Roanoker Wins Alaskan Fishing Tournament:

Would be angler Rusty Pugh landed more than a job promotion recently.
Would be angler Rusty Pugh landed more than a job promotion recently.

When Roanoke local Rusty Pugh landed a promotion from his company this summer, he didn’t know that salmon fishing would be part of his new job description.

Pugh, who graduated from William Byrd and Virginia Western, recently became a national account manager for his company which designs and manufactures construction equipment. He tells his story this way:

“A couple of days into the new position I get a call from one of our senior management guys who informs me that I have to participate in a fishing tournament the company sponsors in Alaska every year.”

Pugh says that it sent him into a kind of panic.

“I’m a golfer not a fisherman. I didn’t want to go up there and look like a greenhorn in front of all our clients who are really into fishing and hunting.” So Pugh called up a local friend who is an outdoorsman and asked for a crash course in fishing technique and etiquette.

What Pugh got was both good advice and an invite to go fishing with a few friends at Carvins Cove the week before he was scheduled to make the ten hour flight to Anchorage.

“The best advice I got was to bring more clothing than I thought I would need. My friend who has been there before told me Alaska is damp and cold even in the summer, and that if I got wet I would be really miserable. Boy was he right. Some of the guys on the trip were not prepared for the rain and cold and they really suffered.”

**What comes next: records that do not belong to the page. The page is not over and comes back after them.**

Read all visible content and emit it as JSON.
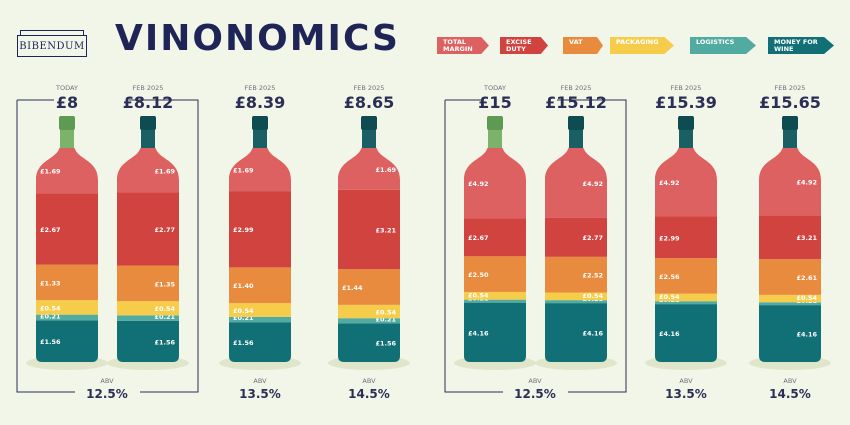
{
  "header": {
    "brand": "BIBENDUM",
    "title": "VINONOMICS"
  },
  "legend": [
    {
      "label": "TOTAL MARGIN",
      "color": "#dd6161"
    },
    {
      "label": "EXCISE DUTY",
      "color": "#d0433f"
    },
    {
      "label": "VAT",
      "color": "#e88b3e"
    },
    {
      "label": "PACKAGING",
      "color": "#f6cc4b"
    },
    {
      "label": "LOGISTICS",
      "color": "#52aba0"
    },
    {
      "label": "MONEY FOR WINE",
      "color": "#117076"
    }
  ],
  "chart_data": {
    "type": "bar",
    "stacked": true,
    "series_order": [
      "MONEY FOR WINE",
      "LOGISTICS",
      "PACKAGING",
      "VAT",
      "EXCISE DUTY",
      "TOTAL MARGIN"
    ],
    "groups": [
      {
        "bottles": [
          {
            "period": "TODAY",
            "price": "£8",
            "abs": "12.5%",
            "highlight": true,
            "values": {
              "wine": 1.56,
              "logistics": 0.21,
              "packaging": 0.54,
              "vat": 1.33,
              "duty": 2.67,
              "margin": 1.69
            }
          },
          {
            "period": "FEB 2025",
            "price": "£8.12",
            "abs": "12.5%",
            "values": {
              "wine": 1.56,
              "logistics": 0.21,
              "packaging": 0.54,
              "vat": 1.35,
              "duty": 2.77,
              "margin": 1.69
            }
          },
          {
            "period": "FEB 2025",
            "price": "£8.39",
            "abs": "13.5%",
            "values": {
              "wine": 1.56,
              "logistics": 0.21,
              "packaging": 0.54,
              "vat": 1.4,
              "duty": 2.99,
              "margin": 1.69
            }
          },
          {
            "period": "FEB 2025",
            "price": "£8.65",
            "abs": "14.5%",
            "values": {
              "wine": 1.56,
              "logistics": 0.21,
              "packaging": 0.54,
              "vat": 1.44,
              "duty": 3.21,
              "margin": 1.69
            }
          }
        ]
      },
      {
        "bottles": [
          {
            "period": "TODAY",
            "price": "£15",
            "abs": "12.5%",
            "highlight": true,
            "values": {
              "wine": 4.16,
              "logistics": 0.21,
              "packaging": 0.54,
              "vat": 2.5,
              "duty": 2.67,
              "margin": 4.92
            }
          },
          {
            "period": "FEB 2025",
            "price": "£15.12",
            "abs": "12.5%",
            "values": {
              "wine": 4.16,
              "logistics": 0.21,
              "packaging": 0.54,
              "vat": 2.52,
              "duty": 2.77,
              "margin": 4.92
            }
          },
          {
            "period": "FEB 2025",
            "price": "£15.39",
            "abs": "13.5%",
            "values": {
              "wine": 4.16,
              "logistics": 0.21,
              "packaging": 0.54,
              "vat": 2.56,
              "duty": 2.99,
              "margin": 4.92
            }
          },
          {
            "period": "FEB 2025",
            "price": "£15.65",
            "abs": "14.5%",
            "values": {
              "wine": 4.16,
              "logistics": 0.21,
              "packaging": 0.54,
              "vat": 2.61,
              "duty": 3.21,
              "margin": 4.92
            }
          }
        ]
      }
    ],
    "abv_label": "ABV"
  }
}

While the warm calm waters of Carvins Cove are nothing like the cold rushing waters of Alaska’s Kenai River, his friends were able to coach him on some of the basics and give him just enough information so he wouldn’t feel completely lost when it came time to head out onto the water.

“When I got to the lodge I quickly discovered that just about every one of the 130 entrants in the tournament was pretty serious about fishing. Our company sponsors this event to build relationships with some of our most important clients. I was so glad I didn’t show up looking like a dandy who had just ordered his fishing outfit from the L L Bean catalog.”

The night before the tournament groups of unshaven men in camouflage were sitting around campfires telling stories of elk and bear they had shot in last year’s hunting season. Pugh said, “I just sat silently nodding my head, realizing that this was probably not the best time to ask them what their handicap was.”

The next day the fishermen were separated into groups and sent out onto the river with their guides. Pugh’s guide was Mindy Payne, whose father had taught her the trade growing up on the banks of the Kenai, and is one of only four licensed female guides on the river.

Each of the anglers on the boat would take turns trying to reel in one of the silver salmon that they were targeting. The creel limit is just two fish, and Pugh’s first fish was one of the smallest caught on the boat that day. Pugh describes what happened next:

“On my second go round I was holding the rod and the line started to move, I didn’t think anything of it but Mindy started yelling at me to start reeling as fast as I could. She barked out orders to her first mate and I just kept reeling, suddenly the rod started bending over and I realized that this fish wasn’t anything like the first one.”

What ensued was about a twenty minute battle with a feisty silver salmon that did its best to shake free from the greenhorn on the other end of the line. Eventually, Pugh maneuvered the fish up to the back of the boat where Mindy was able to slide the net under it.

With their limit of fish they headed back to the lodge where the weigh- in was just about over. When Pugh carried his fish up to the tournament official he knew it was a nice fish, but had no idea that it was the winning fish.

The official took hold of the microphone and announced to the crowd, “Folks it looks like we have a new leader.” Pugh’s fish weighed in at 14.24 pounds, nearly two pounds heavier than it’s nearest rival. A little later, when the last of the fish had been weighed, Pugh’s fish was still at the top of the leader board.

His prizes included a couple of camo baseball caps, a range finder (that he says he will use on the links not in the woods), and a choice of having the fish mounted or sent home frozen to eat.

Pugh decided to have it sent home and grill it on his patio that overlooks the Roanoke River.

He describes what happened around the campfire that night after he had won the tournament: “The night before I was just a guy sitting in the shadows trying not to look or sound like a beginner, but now I was the guy everyone wanted to talk to, it was as if I had been initiated into some secret society for outdoorsmen. In fact, one of our clients from the Pacific northwest who had a reputation for being aloof, came up and shook my hand. We started chatting and it turned out that it was his fish that I had beaten out for first place.”

Pugh told him he lived in Virginia and they had a long chat. Eventually, Pugh even got up the courage to ask him if he golfed.

The client told him he enjoyed golf, but that living so far north made the season very short. The next thing that Pugh knew was that he was setting dates for him to come east and play golf this winter down in Myrtle Beach.

Then Pugh asked him, “So what’s your handicap?”